# western ohio bottling works van wert ohio



## k9mom (Mar 22, 2013)

Hi, I'm new to the group. I'm looking for a Western Ohio Bottling Works (van wert) soda bottle. I don't know if it's even ok to post something like this here, so if not, my apologies in advance. I've got an active search going on Ebay. Found a Western Ohio Bottling Works Paulding Ohio.....(which is a neighboring city to Van Wert) but so far, no luck finding a Van Wert bottle. My Dad worked there as a young man (late teens..around 1948-49) and I'd love to get one for sentimental reasons. He said he remembers them making really good orange soda. The Paulding Ohio division made "OCola", which was intended to compete with Coke.  Any and all suggestions/help most welcome


----------



## JayBeck (Mar 22, 2013)

You are in the right place as far as your post is concerned. I live further East than Van Wert but I see the Western Ohio Bottling Works bottles all the time. If you live near that part of Ohio you should be able to find one in an antique shop or flea market. I have never paid attention to Paudling vs. Van Wert but I know I have seen the Van Wert bottles and I think they are as common as the Paulding bottles but I could be wrong. I might have a WOBW bottle somewhere in a box but I am not sure that I do. If not, I do see them for sale fairly often so I could get one if you are not in the area. I am surprised there is not one on Ebay. Save the search and I'm sure one will be on there soon enough but you can typically get them cheaper at a flea market or antique mall. Let me know if you can't find one.


----------



## k9mom (Mar 22, 2013)

thanks! I have had that search saved for a couple of months and the only hit I've had was today, with a Paulding bottle. I'm just across the Indiana line so I'm gonna make a trip to Van Wert and hit a few antique stores to see if I can find one. I really appreciate the reply!


----------



## celerycola (Mar 22, 2013)

I may have an extra in a box.
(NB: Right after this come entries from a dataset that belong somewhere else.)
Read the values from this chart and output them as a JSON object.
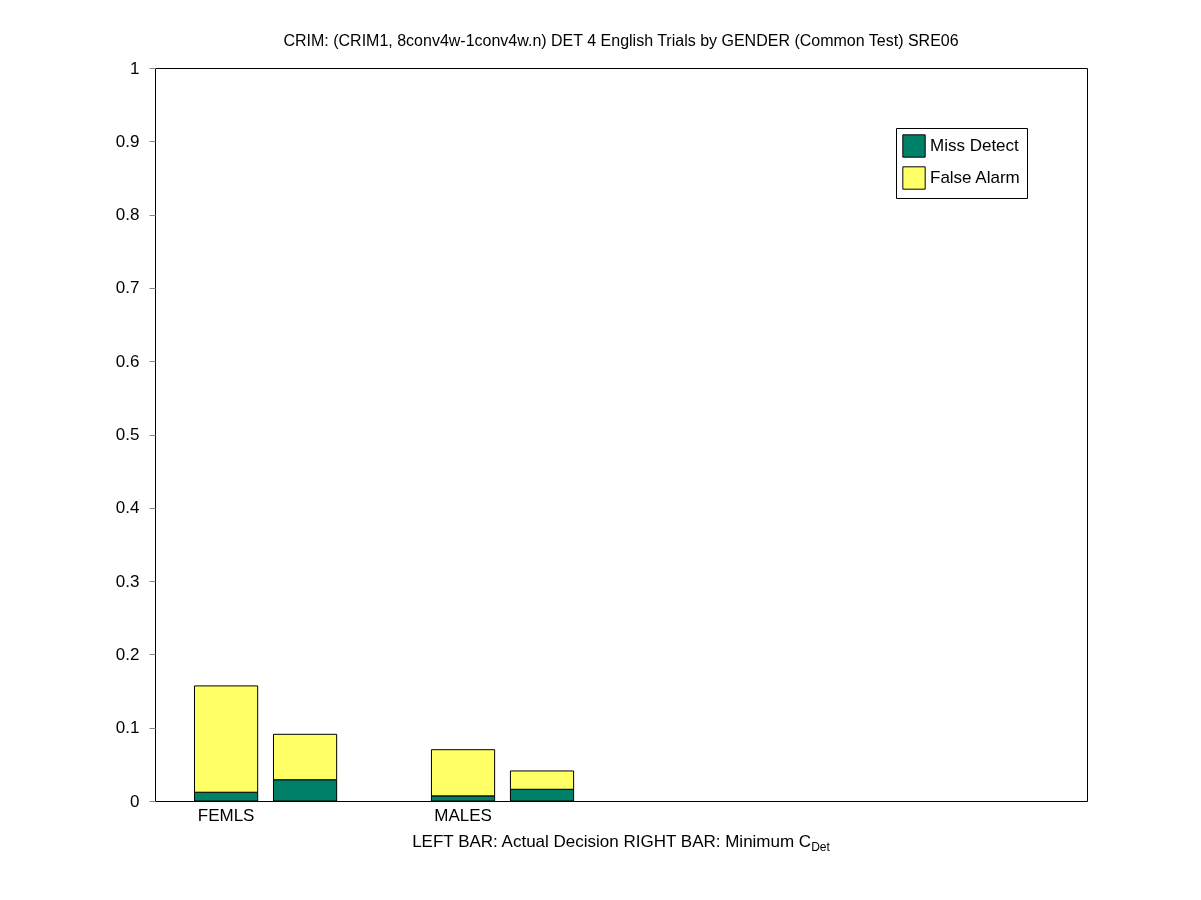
{
  "chart_data": {
    "type": "bar",
    "title": "CRIM: (CRIM1, 8conv4w-1conv4w.n) DET 4 English Trials by GENDER (Common Test) SRE06",
    "xlabel": "LEFT BAR: Actual Decision     RIGHT BAR: Minimum C$_{Det}$",
    "categories": [
      "FEMLS",
      null,
      null,
      "MALES",
      null,
      null,
      null,
      null,
      null,
      null,
      null
    ],
    "stacked": true,
    "series": [
      {
        "name": "Miss Detect",
        "color": "#008066",
        "values": [
          0.012,
          0.029,
          null,
          0.007,
          0.016,
          null,
          null,
          null,
          null,
          null,
          null
        ]
      },
      {
        "name": "False Alarm",
        "color": "#ffff66",
        "values": [
          0.145,
          0.062,
          null,
          0.063,
          0.025,
          null,
          null,
          null,
          null,
          null,
          null
        ]
      }
    ],
    "ylim": [
      0,
      1
    ],
    "yticks": [
      0,
      0.1,
      0.2,
      0.3,
      0.4,
      0.5,
      0.6,
      0.7,
      0.8,
      0.9,
      1
    ],
    "grid": false,
    "legend": "top right"
  }
}
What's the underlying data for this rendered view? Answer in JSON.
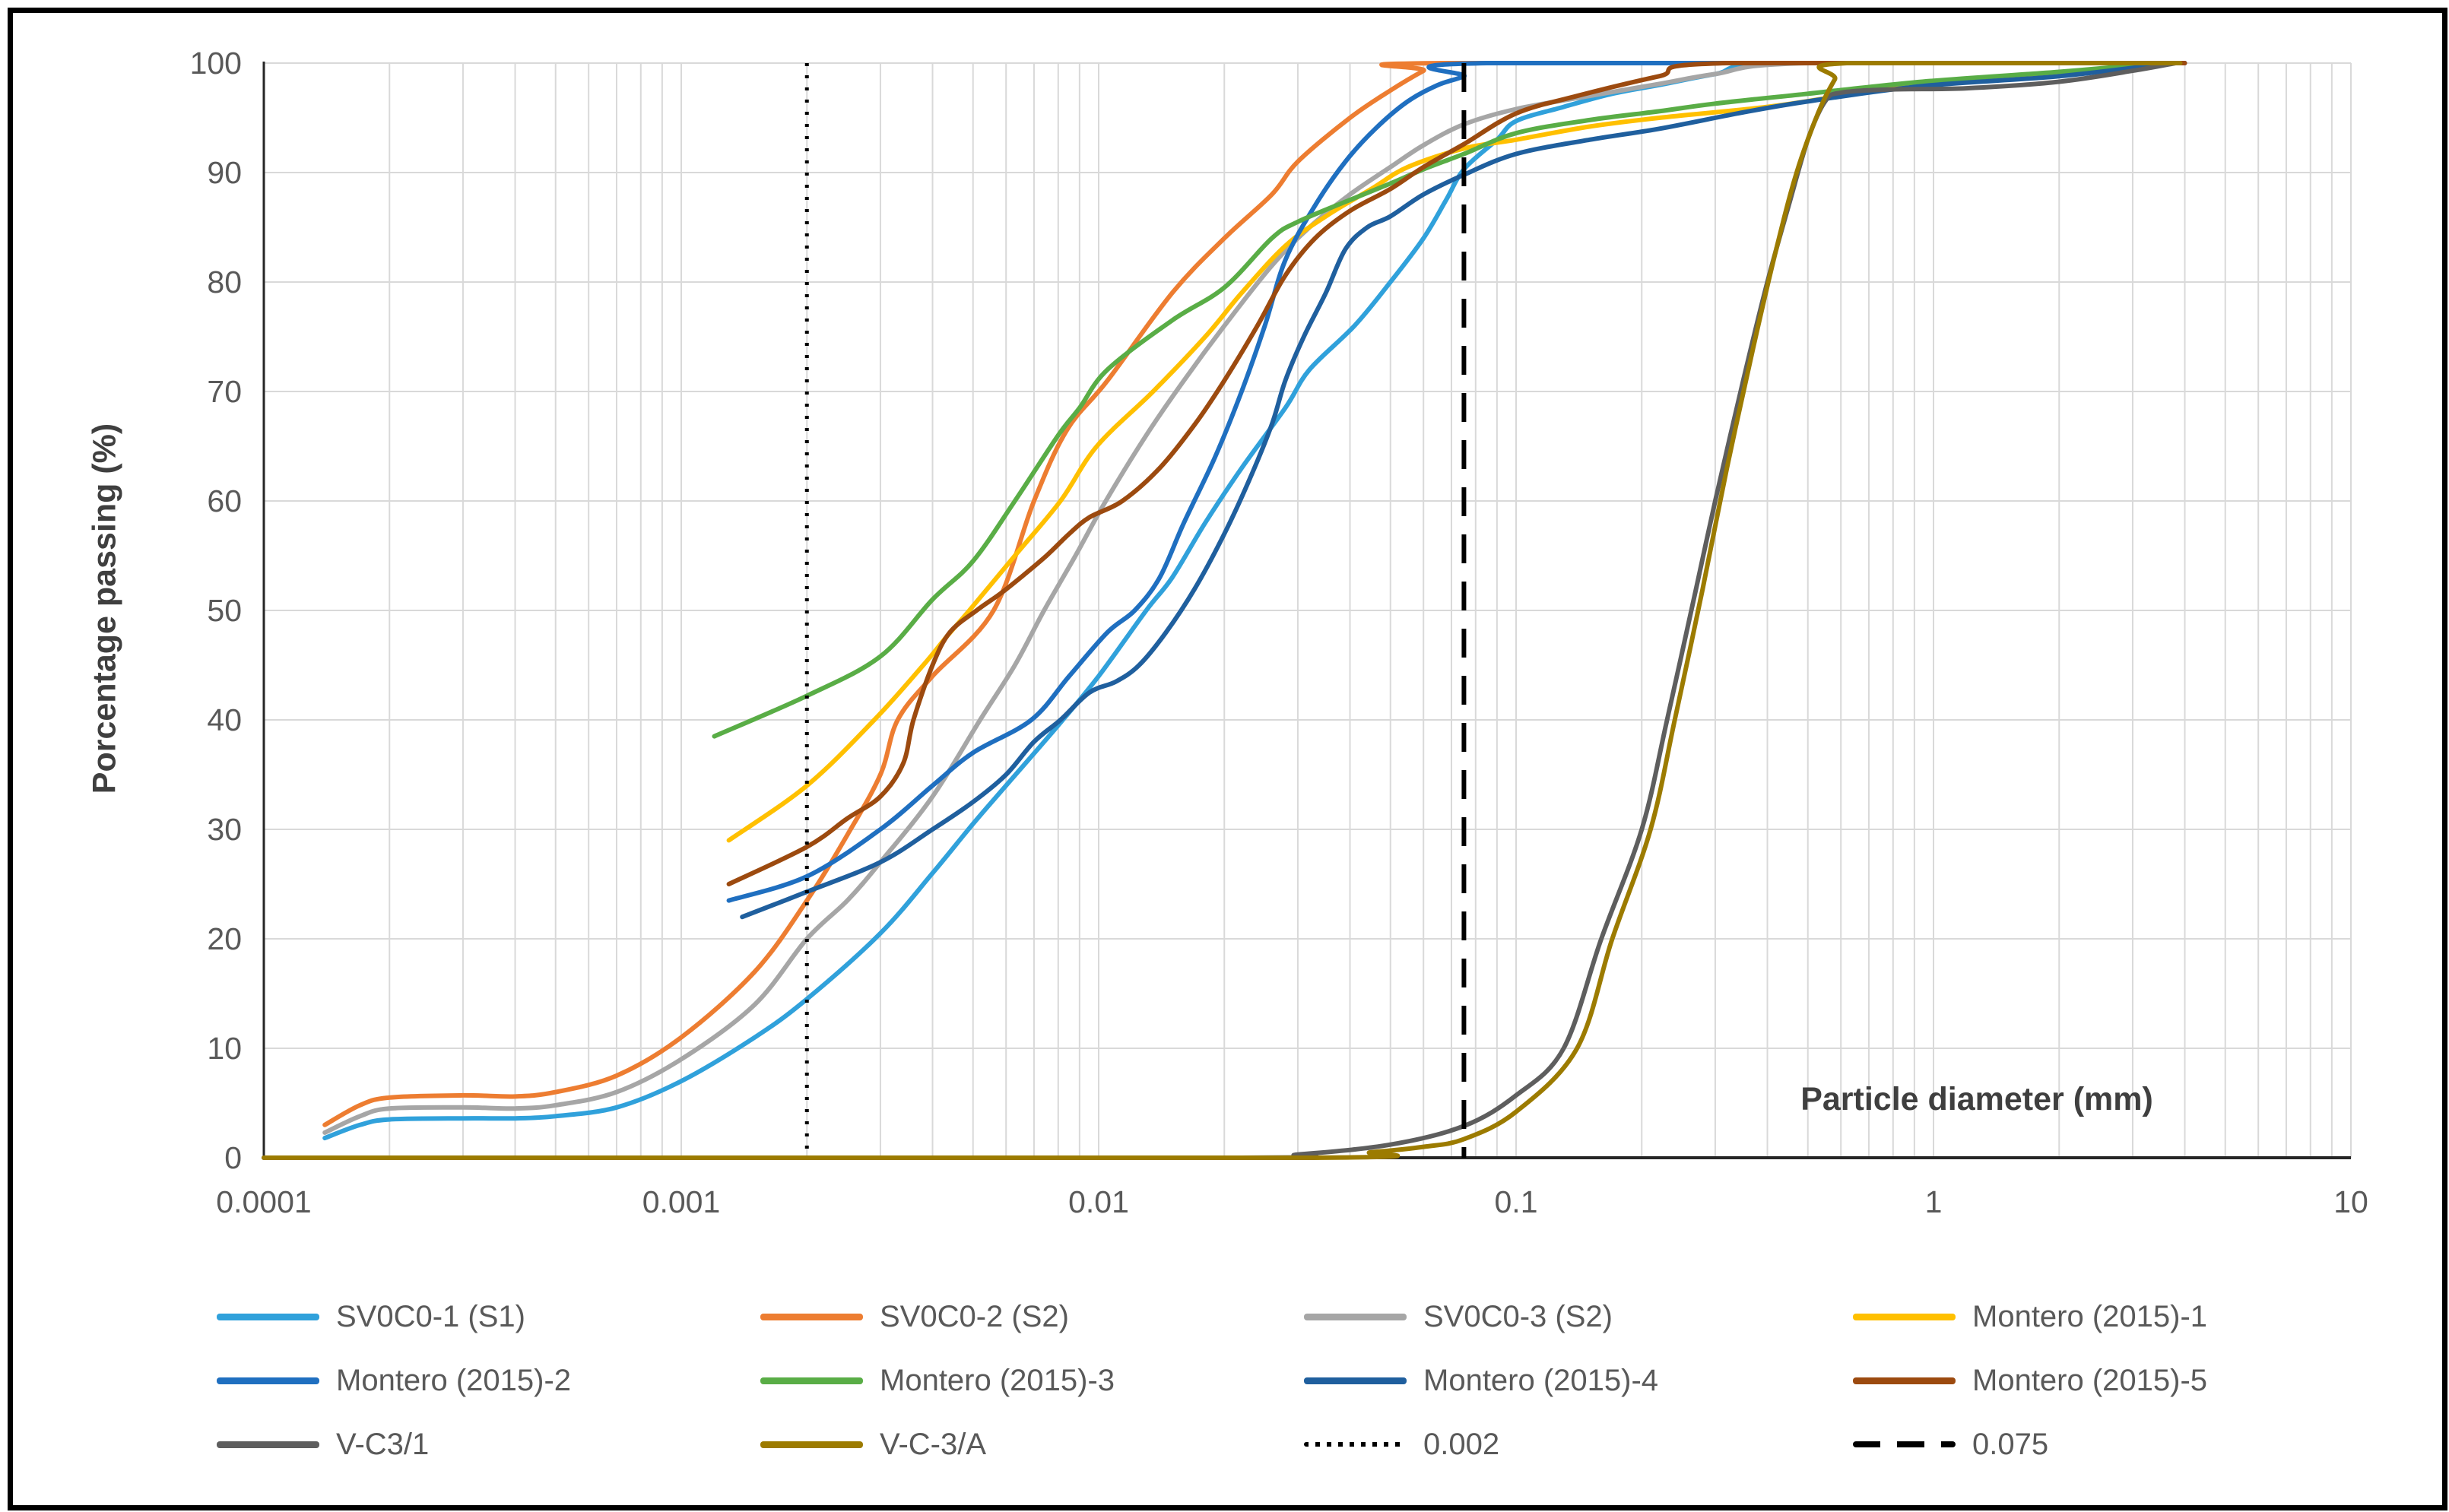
{
  "chart_data": {
    "type": "line",
    "title": "",
    "xlabel": "Particle diameter (mm)",
    "ylabel": "Porcentage passing (%)",
    "x_scale": "log",
    "xlim": [
      0.0001,
      10
    ],
    "ylim": [
      0,
      100
    ],
    "grid": true,
    "legend_position": "bottom",
    "x_ticks": [
      "0.0001",
      "0.001",
      "0.01",
      "0.1",
      "1",
      "10"
    ],
    "y_ticks": [
      "0",
      "10",
      "20",
      "30",
      "40",
      "50",
      "60",
      "70",
      "80",
      "90",
      "100"
    ],
    "series": [
      {
        "name": "SV0C0-1 (S1)",
        "color": "#30A1DB",
        "dash": "solid",
        "points": [
          [
            0.00014,
            1.8
          ],
          [
            0.00017,
            3.0
          ],
          [
            0.0002,
            3.5
          ],
          [
            0.0003,
            3.6
          ],
          [
            0.0004,
            3.6
          ],
          [
            0.0005,
            3.8
          ],
          [
            0.0007,
            4.6
          ],
          [
            0.001,
            7.0
          ],
          [
            0.0015,
            11.0
          ],
          [
            0.002,
            14.5
          ],
          [
            0.003,
            20.5
          ],
          [
            0.004,
            26.0
          ],
          [
            0.005,
            30.5
          ],
          [
            0.006,
            34.0
          ],
          [
            0.008,
            39.5
          ],
          [
            0.01,
            44.0
          ],
          [
            0.013,
            50.0
          ],
          [
            0.015,
            53.0
          ],
          [
            0.018,
            58.0
          ],
          [
            0.022,
            63.0
          ],
          [
            0.028,
            68.5
          ],
          [
            0.032,
            72.0
          ],
          [
            0.041,
            76.0
          ],
          [
            0.05,
            80.0
          ],
          [
            0.06,
            84.0
          ],
          [
            0.068,
            87.5
          ],
          [
            0.075,
            90.3
          ],
          [
            0.09,
            93.0
          ],
          [
            0.1,
            94.7
          ],
          [
            0.13,
            96.0
          ],
          [
            0.17,
            97.2
          ],
          [
            0.22,
            98.0
          ],
          [
            0.3,
            99.0
          ],
          [
            0.45,
            100
          ],
          [
            4,
            100
          ]
        ]
      },
      {
        "name": "SV0C0-2 (S2)",
        "color": "#ED7D31",
        "dash": "solid",
        "points": [
          [
            0.00014,
            3.0
          ],
          [
            0.00017,
            4.8
          ],
          [
            0.0002,
            5.5
          ],
          [
            0.0003,
            5.7
          ],
          [
            0.0004,
            5.6
          ],
          [
            0.0005,
            6.0
          ],
          [
            0.0007,
            7.5
          ],
          [
            0.001,
            11.0
          ],
          [
            0.0015,
            17.0
          ],
          [
            0.002,
            23.5
          ],
          [
            0.0025,
            29.5
          ],
          [
            0.003,
            35.0
          ],
          [
            0.0033,
            40.0
          ],
          [
            0.004,
            44.0
          ],
          [
            0.0056,
            50.0
          ],
          [
            0.007,
            60.0
          ],
          [
            0.0084,
            66.5
          ],
          [
            0.0105,
            71.0
          ],
          [
            0.015,
            79.0
          ],
          [
            0.02,
            84.0
          ],
          [
            0.026,
            88.0
          ],
          [
            0.03,
            91.0
          ],
          [
            0.04,
            95.0
          ],
          [
            0.05,
            97.5
          ],
          [
            0.06,
            99.3
          ],
          [
            0.066,
            100
          ],
          [
            4,
            100
          ]
        ]
      },
      {
        "name": "SV0C0-3 (S2)",
        "color": "#A6A6A6",
        "dash": "solid",
        "points": [
          [
            0.00014,
            2.3
          ],
          [
            0.00017,
            3.8
          ],
          [
            0.0002,
            4.5
          ],
          [
            0.0003,
            4.6
          ],
          [
            0.0004,
            4.5
          ],
          [
            0.0005,
            4.8
          ],
          [
            0.0007,
            6.0
          ],
          [
            0.001,
            9.0
          ],
          [
            0.0015,
            14.0
          ],
          [
            0.002,
            20.0
          ],
          [
            0.0025,
            23.5
          ],
          [
            0.003,
            27.0
          ],
          [
            0.004,
            33.0
          ],
          [
            0.0052,
            40.0
          ],
          [
            0.0063,
            45.0
          ],
          [
            0.0074,
            50.0
          ],
          [
            0.0088,
            55.0
          ],
          [
            0.0104,
            60.0
          ],
          [
            0.013,
            66.0
          ],
          [
            0.016,
            71.0
          ],
          [
            0.02,
            76.0
          ],
          [
            0.026,
            81.5
          ],
          [
            0.032,
            85.0
          ],
          [
            0.04,
            88.0
          ],
          [
            0.05,
            90.5
          ],
          [
            0.06,
            92.5
          ],
          [
            0.075,
            94.4
          ],
          [
            0.1,
            95.8
          ],
          [
            0.15,
            97.0
          ],
          [
            0.22,
            98.1
          ],
          [
            0.3,
            99.0
          ],
          [
            0.5,
            100
          ],
          [
            4,
            100
          ]
        ]
      },
      {
        "name": "Montero (2015)-1",
        "color": "#FFC000",
        "dash": "solid",
        "points": [
          [
            0.0013,
            29.0
          ],
          [
            0.002,
            34.0
          ],
          [
            0.0029,
            40.0
          ],
          [
            0.0038,
            45.0
          ],
          [
            0.0043,
            47.5
          ],
          [
            0.0049,
            50.0
          ],
          [
            0.0063,
            55.0
          ],
          [
            0.0081,
            60.0
          ],
          [
            0.0099,
            65.0
          ],
          [
            0.0135,
            70.0
          ],
          [
            0.018,
            75.0
          ],
          [
            0.022,
            79.0
          ],
          [
            0.028,
            83.3
          ],
          [
            0.035,
            86.0
          ],
          [
            0.045,
            88.5
          ],
          [
            0.055,
            90.5
          ],
          [
            0.075,
            92.2
          ],
          [
            0.1,
            93.0
          ],
          [
            0.15,
            94.2
          ],
          [
            0.22,
            95.0
          ],
          [
            0.4,
            96.0
          ],
          [
            0.6,
            97.0
          ],
          [
            0.94,
            98.1
          ],
          [
            2,
            99.0
          ],
          [
            3.6,
            100
          ]
        ]
      },
      {
        "name": "Montero (2015)-2",
        "color": "#1F6FC0",
        "dash": "solid",
        "points": [
          [
            0.0013,
            23.5
          ],
          [
            0.002,
            25.7
          ],
          [
            0.003,
            30.0
          ],
          [
            0.004,
            34.0
          ],
          [
            0.005,
            37.0
          ],
          [
            0.0069,
            40.0
          ],
          [
            0.0085,
            44.0
          ],
          [
            0.0105,
            48.0
          ],
          [
            0.0122,
            50.0
          ],
          [
            0.014,
            53.0
          ],
          [
            0.016,
            58.0
          ],
          [
            0.019,
            64.0
          ],
          [
            0.022,
            70.0
          ],
          [
            0.025,
            76.0
          ],
          [
            0.028,
            82.0
          ],
          [
            0.033,
            87.0
          ],
          [
            0.039,
            91.0
          ],
          [
            0.046,
            94.0
          ],
          [
            0.055,
            96.5
          ],
          [
            0.065,
            98.0
          ],
          [
            0.075,
            98.8
          ],
          [
            0.085,
            100
          ],
          [
            4,
            100
          ]
        ]
      },
      {
        "name": "Montero (2015)-3",
        "color": "#59AD46",
        "dash": "solid",
        "points": [
          [
            0.0012,
            38.5
          ],
          [
            0.002,
            42.2
          ],
          [
            0.003,
            45.8
          ],
          [
            0.004,
            51.0
          ],
          [
            0.005,
            54.5
          ],
          [
            0.0063,
            60.0
          ],
          [
            0.008,
            66.0
          ],
          [
            0.009,
            68.5
          ],
          [
            0.0105,
            72.0
          ],
          [
            0.015,
            76.5
          ],
          [
            0.02,
            79.5
          ],
          [
            0.026,
            84.0
          ],
          [
            0.03,
            85.5
          ],
          [
            0.04,
            87.5
          ],
          [
            0.05,
            89.0
          ],
          [
            0.06,
            90.3
          ],
          [
            0.075,
            91.7
          ],
          [
            0.1,
            93.6
          ],
          [
            0.15,
            94.8
          ],
          [
            0.22,
            95.6
          ],
          [
            0.3,
            96.3
          ],
          [
            0.5,
            97.2
          ],
          [
            0.94,
            98.3
          ],
          [
            2,
            99.2
          ],
          [
            3.5,
            100
          ]
        ]
      },
      {
        "name": "Montero (2015)-4",
        "color": "#1F5F9E",
        "dash": "solid",
        "points": [
          [
            0.0014,
            22.0
          ],
          [
            0.002,
            24.3
          ],
          [
            0.003,
            27.0
          ],
          [
            0.004,
            30.0
          ],
          [
            0.005,
            32.5
          ],
          [
            0.006,
            35.0
          ],
          [
            0.007,
            38.0
          ],
          [
            0.0081,
            40.0
          ],
          [
            0.0095,
            42.5
          ],
          [
            0.011,
            43.5
          ],
          [
            0.0125,
            45.0
          ],
          [
            0.0145,
            48.0
          ],
          [
            0.017,
            52.0
          ],
          [
            0.02,
            57.0
          ],
          [
            0.023,
            62.0
          ],
          [
            0.026,
            67.0
          ],
          [
            0.028,
            71.0
          ],
          [
            0.031,
            75.0
          ],
          [
            0.035,
            79.0
          ],
          [
            0.039,
            83.0
          ],
          [
            0.044,
            85.0
          ],
          [
            0.05,
            86.0
          ],
          [
            0.06,
            88.0
          ],
          [
            0.075,
            89.8
          ],
          [
            0.1,
            91.7
          ],
          [
            0.15,
            93.0
          ],
          [
            0.22,
            94.0
          ],
          [
            0.35,
            95.5
          ],
          [
            0.5,
            96.5
          ],
          [
            0.94,
            97.9
          ],
          [
            2,
            98.8
          ],
          [
            3.7,
            100
          ]
        ]
      },
      {
        "name": "Montero (2015)-5",
        "color": "#9C4A0F",
        "dash": "solid",
        "points": [
          [
            0.0013,
            25.0
          ],
          [
            0.002,
            28.4
          ],
          [
            0.0025,
            31.0
          ],
          [
            0.003,
            33.0
          ],
          [
            0.0034,
            36.0
          ],
          [
            0.0036,
            40.0
          ],
          [
            0.004,
            45.0
          ],
          [
            0.0044,
            48.0
          ],
          [
            0.0051,
            50.0
          ],
          [
            0.0058,
            51.5
          ],
          [
            0.0065,
            53.0
          ],
          [
            0.0075,
            55.0
          ],
          [
            0.0085,
            57.0
          ],
          [
            0.0095,
            58.5
          ],
          [
            0.0114,
            60.0
          ],
          [
            0.014,
            63.0
          ],
          [
            0.017,
            67.0
          ],
          [
            0.02,
            71.0
          ],
          [
            0.024,
            76.0
          ],
          [
            0.028,
            80.6
          ],
          [
            0.033,
            84.0
          ],
          [
            0.04,
            86.5
          ],
          [
            0.05,
            88.5
          ],
          [
            0.06,
            90.5
          ],
          [
            0.075,
            92.6
          ],
          [
            0.1,
            95.4
          ],
          [
            0.14,
            97.0
          ],
          [
            0.22,
            98.8
          ],
          [
            0.32,
            100
          ],
          [
            4,
            100
          ]
        ]
      },
      {
        "name": "V-C3/1",
        "color": "#5E5E5E",
        "dash": "solid",
        "points": [
          [
            0.0001,
            0
          ],
          [
            0.02,
            0
          ],
          [
            0.03,
            0.3
          ],
          [
            0.05,
            1.2
          ],
          [
            0.075,
            2.9
          ],
          [
            0.1,
            5.7
          ],
          [
            0.13,
            10.0
          ],
          [
            0.16,
            20.0
          ],
          [
            0.2,
            30.0
          ],
          [
            0.23,
            40.0
          ],
          [
            0.27,
            52.0
          ],
          [
            0.3,
            60.0
          ],
          [
            0.35,
            71.0
          ],
          [
            0.4,
            80.0
          ],
          [
            0.45,
            87.0
          ],
          [
            0.5,
            93.0
          ],
          [
            0.55,
            96.5
          ],
          [
            0.6,
            97.3
          ],
          [
            0.8,
            97.6
          ],
          [
            1.2,
            97.7
          ],
          [
            2,
            98.3
          ],
          [
            3,
            99.3
          ],
          [
            3.8,
            100
          ]
        ]
      },
      {
        "name": "V-C-3/A",
        "color": "#9C7B00",
        "dash": "solid",
        "points": [
          [
            0.0001,
            0
          ],
          [
            0.03,
            0
          ],
          [
            0.045,
            0.5
          ],
          [
            0.06,
            1.0
          ],
          [
            0.075,
            1.7
          ],
          [
            0.1,
            4.2
          ],
          [
            0.14,
            10.0
          ],
          [
            0.17,
            20.0
          ],
          [
            0.21,
            30.0
          ],
          [
            0.24,
            40.0
          ],
          [
            0.28,
            52.0
          ],
          [
            0.32,
            63.0
          ],
          [
            0.37,
            74.0
          ],
          [
            0.42,
            83.0
          ],
          [
            0.47,
            90.0
          ],
          [
            0.53,
            95.5
          ],
          [
            0.58,
            98.5
          ],
          [
            0.62,
            100
          ],
          [
            3.9,
            100
          ]
        ]
      }
    ],
    "reference_lines": [
      {
        "name": "0.002",
        "x": 0.002,
        "style": "dotted",
        "color": "#000000"
      },
      {
        "name": "0.075",
        "x": 0.075,
        "style": "dashed",
        "color": "#000000"
      }
    ]
  },
  "colors": {
    "gridline": "#D9D9D9",
    "axis_line": "#262626",
    "tick_text": "#595959",
    "title_text": "#3F3F3F",
    "background": "#FFFFFF",
    "border": "#000000"
  }
}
I'll try to take a look this weekend.


----------



## fer_de_lance (Mar 23, 2013)

K9M,

 I don't have a bottle but I do have a crate. This has an interesting story,I purchased on ebay because it has the perforated bottom that held bottles upside down  and that it was a Coca-Cola copy cat and upon closer inspection I found that  Western Bottling Works had painted their logo over the original owners name which was Puraq of Fort Wayne,IN. And last but not least I found that the crate itself was made in Evansville,IN,which is my home town
                                                           Tim


----------



## k9mom (Mar 23, 2013)

cool! (on the crate!)....I'm gonna do some reading. And celerycola, don't go out of your way.


----------



## grime5 (Mar 24, 2013)

i have one of those western ohio bottling co from vanwert o. that was probably my o-cola bottle you saw on ebay.we have been selling a huge lot of bottles the last few weeks.if you can pay the shipping i will send you the bottle.i would just pay the shipping too but our money is real tight right now.send me an email at grime55atyahoo.com so i can get your address. thanks greg


----------